The main themes of the ceremony in Minnesota were the honoring not only of Max Beilke but also of all military veterans, and the obligation of the country to meet the needs of veterans--needs which linger long after the uniform is removed. The principal speaker was Secretary of Veterans Affairs Eric Shinseki, who invoked Lincoln's words about caring for those who have borne the battle. This seems to be one area where the United States has performed better than it has at times in the not so distant past.  Secretary Shinseki commented positively on the willingness of Congress in recent years to provide increased resources to his department, and he pointed to the new medical clinic in Alexandria as an example of the nation living up to its commitment to veterans.  One can see more informal sides of this good-news story elsewhere.  Go to a baseball game at Nationals Park and listen to the ovation when the announcer recognizes military service members who are there as guests of the team.

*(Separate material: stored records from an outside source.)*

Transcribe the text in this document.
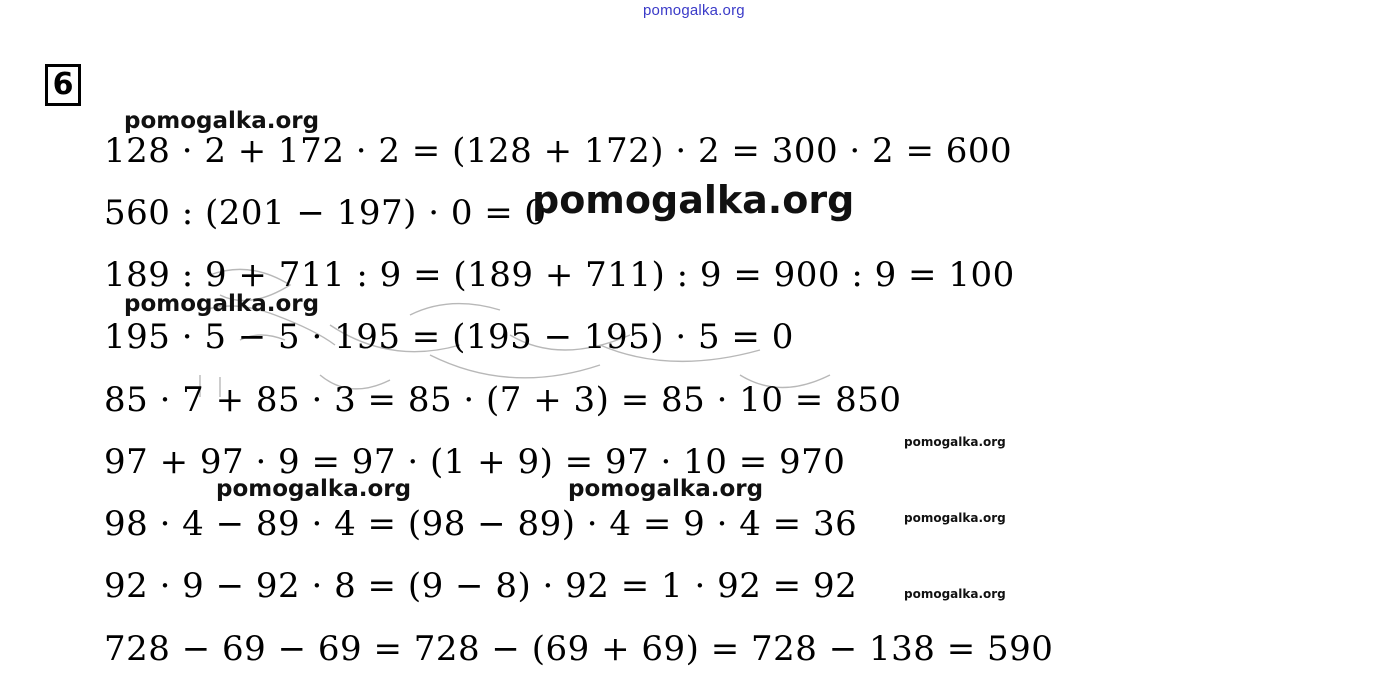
pomogalka.org
6
128 · 2 + 172 · 2 = (128 + 172) · 2 = 300 · 2 = 600
560 : (201 − 197) · 0 = 0
189 : 9 + 711 : 9 = (189 + 711) : 9 = 900 : 9 = 100
195 · 5 − 5 · 195 = (195 − 195) · 5 = 0
85 · 7 + 85 · 3 = 85 · (7 + 3) = 85 · 10 = 850
97 + 97 · 9 = 97 · (1 + 9) = 97 · 10 = 970
98 · 4 − 89 · 4 = (98 − 89) · 4 = 9 · 4 = 36
92 · 9 − 92 · 8 = (9 − 8) · 92 = 1 · 92 = 92
728 − 69 − 69 = 728 − (69 + 69) = 728 − 138 = 590
pomogalka.org
pomogalka.org
pomogalka.org
pomogalka.org
pomogalka.org	pomogalka.org
pomogalka.org
pomogalka.org
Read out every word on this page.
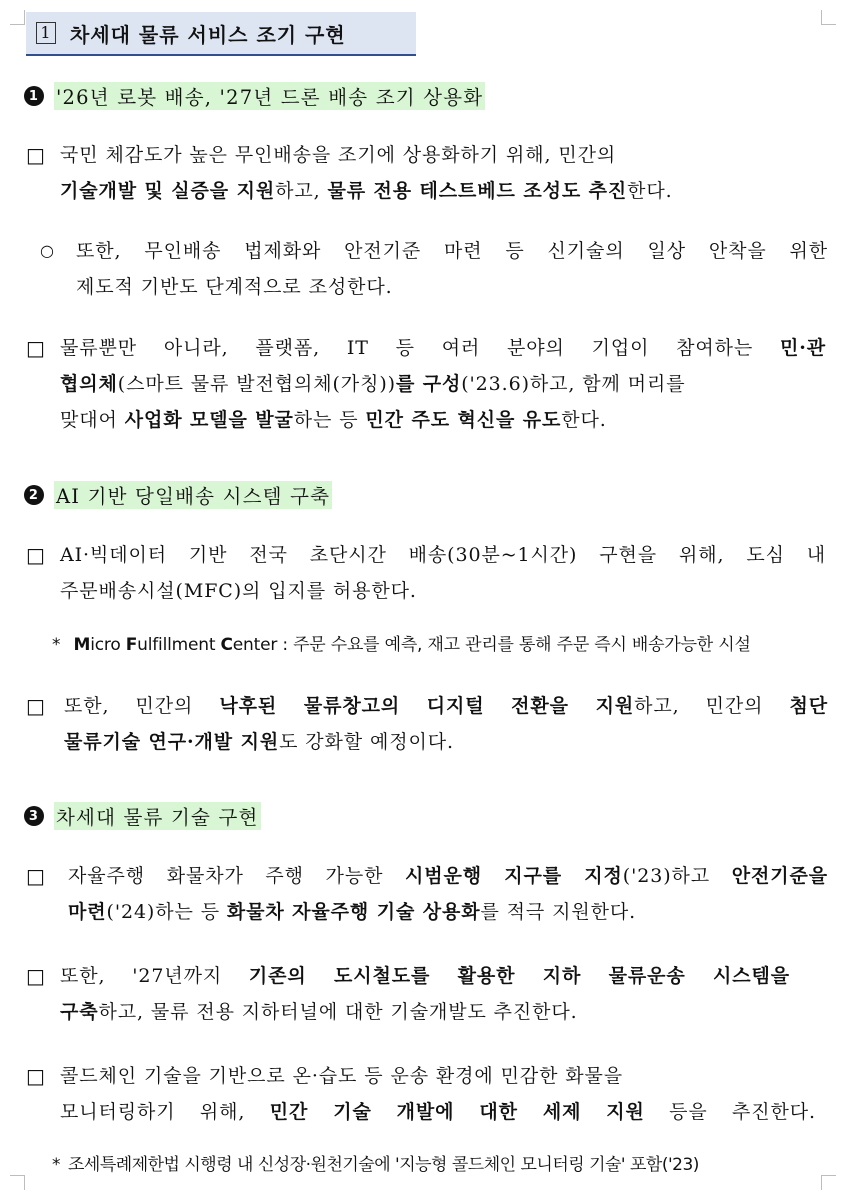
1 차세대 물류 서비스 조기 구현
1 '26년 로봇 배송, '27년 드론 배송 조기 상용화
□ 국민 체감도가 높은 무인배송을 조기에 상용화하기 위해, 민간의
기술개발 및 실증을 지원하고, 물류 전용 테스트베드 조성도 추진한다.
○ 또한, 무인배송 법제화와 안전기준 마련 등 신기술의 일상 안착을 위한
제도적 기반도 단계적으로 조성한다.
□ 물류뿐만 아니라, 플랫폼, IT 등 여러 분야의 기업이 참여하는 민·관
협의체(스마트 물류 발전협의체(가칭))를 구성('23.6)하고, 함께 머리를
맞대어 사업화 모델을 발굴하는 등 민간 주도 혁신을 유도한다.
2 AI 기반 당일배송 시스템 구축
□ AI·빅데이터 기반 전국 초단시간 배송(30분~1시간) 구현을 위해, 도심 내
주문배송시설(MFC)의 입지를 허용한다.
* Micro Fulfillment Center : 주문 수요를 예측, 재고 관리를 통해 주문 즉시 배송가능한 시설
□ 또한, 민간의 낙후된 물류창고의 디지털 전환을 지원하고, 민간의 첨단
물류기술 연구·개발 지원도 강화할 예정이다.
3 차세대 물류 기술 구현
□ 자율주행 화물차가 주행 가능한 시범운행 지구를 지정('23)하고 안전기준을
마련('24)하는 등 화물차 자율주행 기술 상용화를 적극 지원한다.
□ 또한, '27년까지 기존의 도시철도를 활용한 지하 물류운송 시스템을
구축하고, 물류 전용 지하터널에 대한 기술개발도 추진한다.
□ 콜드체인 기술을 기반으로 온·습도 등 운송 환경에 민감한 화물을
모니터링하기 위해, 민간 기술 개발에 대한 세제 지원 등을 추진한다.
* 조세특례제한법 시행령 내 신성장·원천기술에 '지능형 콜드체인 모니터링 기술' 포함('23)
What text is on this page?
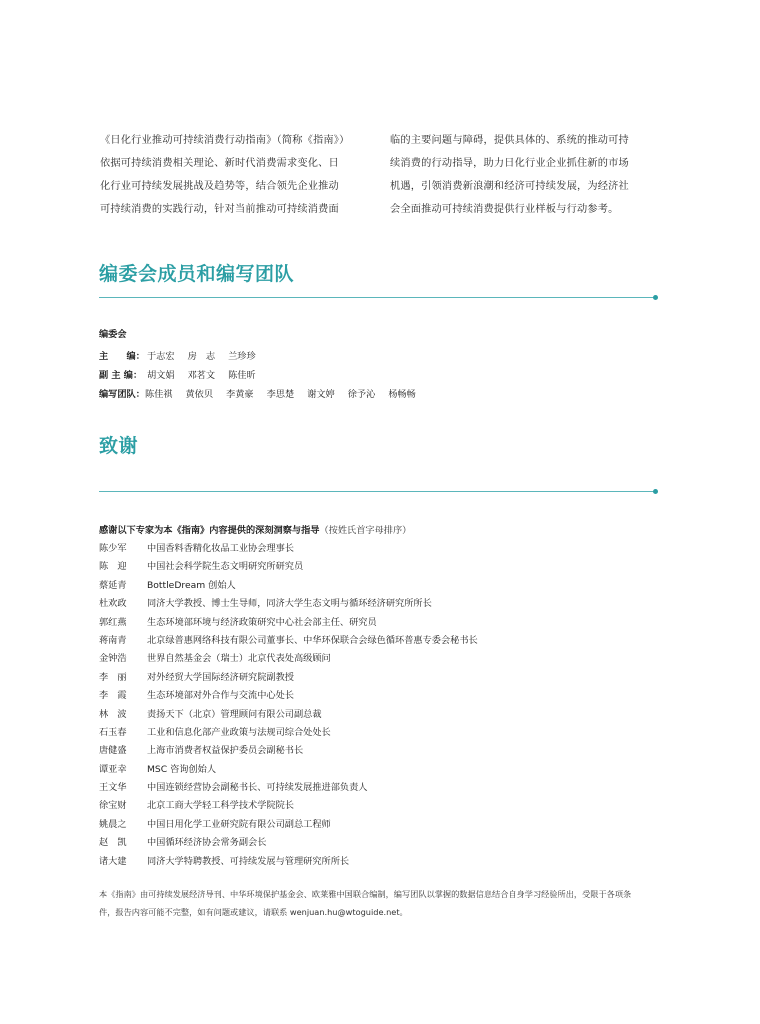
《日化行业推动可持续消费行动指南》（简称《指南》）

依据可持续消费相关理论、新时代消费需求变化、日

化行业可持续发展挑战及趋势等，结合领先企业推动

可持续消费的实践行动，针对当前推动可持续消费面

临的主要问题与障碍，提供具体的、系统的推动可持

续消费的行动指导，助力日化行业企业抓住新的市场

机遇，引领消费新浪潮和经济可持续发展，为经济社

会全面推动可持续消费提供行业样板与行动参考。

编委会成员和编写团队
编委会
主　　编： 于志宏 房　志 兰珍珍
副 主 编： 胡文娟 邓茗文 陈佳昕
编写团队： 陈佳祺 黄依贝 李黄豪 李思楚 谢文婷 徐予沁 杨畅畅
致谢

感谢以下专家为本《指南》内容提供的深刻洞察与指导（按姓氏首字母排序）

陈少军	中国香料香精化妆品工业协会理事长
陈　迎	中国社会科学院生态文明研究所研究员
蔡延青	BottleDream 创始人
杜欢政	同济大学教授、博士生导师，同济大学生态文明与循环经济研究所所长
郭红燕	生态环境部环境与经济政策研究中心社会部主任、研究员
蒋南青	北京绿普惠网络科技有限公司董事长、中华环保联合会绿色循环普惠专委会秘书长
金钟浩	世界自然基金会（瑞士）北京代表处高级顾问
李　丽	对外经贸大学国际经济研究院副教授
李　霞	生态环境部对外合作与交流中心处长
林　波	责扬天下（北京）管理顾问有限公司副总裁
石玉春	工业和信息化部产业政策与法规司综合处处长
唐健盛	上海市消费者权益保护委员会副秘书长
谭亚幸	MSC 咨询创始人
王文华	中国连锁经营协会副秘书长、可持续发展推进部负责人
徐宝财	北京工商大学轻工科学技术学院院长
姚晨之	中国日用化学工业研究院有限公司副总工程师
赵　凯	中国循环经济协会常务副会长
诸大建	同济大学特聘教授、可持续发展与管理研究所所长

本《指南》由可持续发展经济导刊、中华环境保护基金会、欧莱雅中国联合编制，编写团队以掌握的数据信息结合自身学习经验所出，受限于各项条
件，报告内容可能不完整，如有问题或建议，请联系 wenjuan.hu@wtoguide.net。
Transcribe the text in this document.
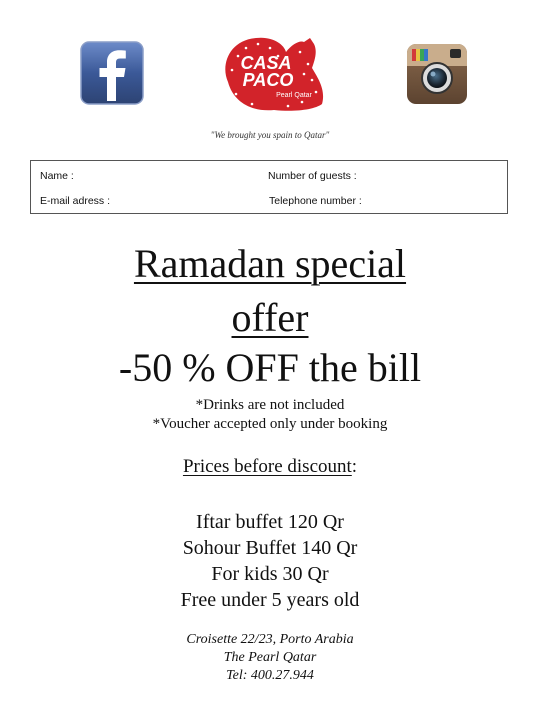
CASA
PACO
Pearl Qatar
"We brought you spain to Qatar"
Name :	Number of guests :
E-mail adress :	Telephone number :
Ramadan special
offer
-50 % OFF the bill
*Drinks are not included
*Voucher accepted only under booking
Prices before discount:
Iftar buffet 120 Qr
Sohour Buffet 140 Qr
For kids 30 Qr
Free under 5 years old
Croisette 22/23, Porto Arabia
The Pearl Qatar
Tel: 400.27.944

But the historical link that Max personified contains an irony that probably few of those people applauding at the ball park would appreciate.  Veterans returning from the Vietnam War were, in general, not appreciated and respected.  They were associated in American minds with a painful national experience that most Americans just wanted to forget.  The irony is that the highly traumatic terrorist attack in which Max died changed the national mood in the direction of greater militancy and patriotism, which, despite the later misdirection and frustrations of the Iraq War, is reflected in the support that we see now but that veterans of Max's generation--the Vietnam generation--did not enjoy.

My personal experiences and relationships have made me naturally attuned to such comparisons and ironies.  Relevant parts of our nation's history are not so distant or opaque, however, that the national amnesia should be as severe as it too often seems to be.  We should be diligently trolling that history for insights about high policy and national security today.  That includes lessons not only about caring for those who have borne the battle but also about whether particular battles are worth bearing.